US Department of Justice seeks to block book publishing ‘behemoth’


There are currently five major publishing houses in the United States, and one of them, Penguin Random House, wants to buy Simon & Schuster, one of its strongest rivals, for $2.75 billion. . But that poses a problem, says U.S. Attorney General Merrick B. Garland. He said the merger would create a “publishing behemoth,” in a statement released by the US Department of Justice on Tuesday.
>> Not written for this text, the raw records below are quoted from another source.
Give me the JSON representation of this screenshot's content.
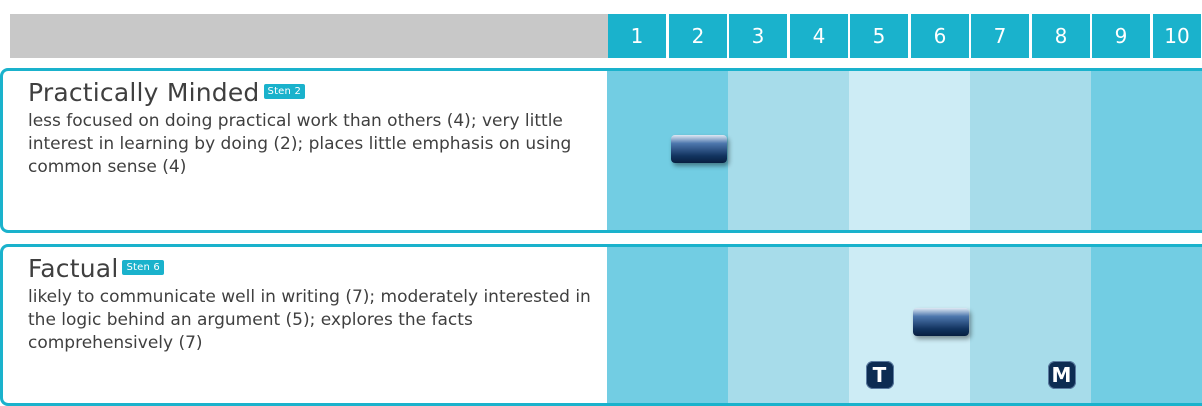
{
  "header": {
    "scale": [
      "1",
      "2",
      "3",
      "4",
      "5",
      "6",
      "7",
      "8",
      "9",
      "10"
    ]
  },
  "colors": {
    "accent": "#1ab2cc",
    "band_dark": "#72cde3",
    "band_mid": "#a7dcea",
    "band_light": "#cdecf5",
    "marker": "#12335f"
  },
  "scales": [
    {
      "title": "Practically Minded",
      "sten_label": "Sten 2",
      "sten": 2,
      "description": "less focused on doing practical work than others (4); very little interest in learning by doing (2); places little emphasis on using common sense (4)",
      "markers": []
    },
    {
      "title": "Factual",
      "sten_label": "Sten 6",
      "sten": 6,
      "description": "likely to communicate well in writing (7); moderately interested in the logic behind an argument (5); explores the facts comprehensively (7)",
      "markers": [
        {
          "label": "T",
          "sten": 5
        },
        {
          "label": "M",
          "sten": 8
        }
      ]
    }
  ]
}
“Books have shaped American public life throughout our nation’s history, and authors are the cornerstone of book publishing in America. But only five publishers control America’s publishing industry” , the statement said. “If the world’s largest book publisher is allowed to acquire one of its biggest rivals, it will have unprecedented control over this important industry. American authors and consumers will pay the price for this anti-competitive merger – advances less for authors and, ultimately, fewer books and less variety for consumers.”

Penguin Random House has not yet responded to a request for comment.

The DOJ statement also pointed out that the publishing industry is already highly concentrated. The “Big Five” give authors the best chance of becoming bestsellers. He continues by saying:

“The complaint alleges that the acquisition of Simon & Schuster for $2.175 billion would give Penguin Random House control of nearly half of the market for acquiring publishing rights to top-selling books, leaving hundreds of individual authors with fewer options and less influence. According to its own documents, as described in the complaint, Penguin Random House considers the US publishing market an “oligopoly” and its acquisition of Simon & Schuster is aimed at to “consolidate” its position as the dominant publisher in the United States… Put simply, if Penguin Random House acquires Simon & Schuster, the two publishers will cease to compete with each other.As a result, authors will be paid less for their work Authors who are paid less write less, which, in turn, means that the quantity and variety of books also decreases.”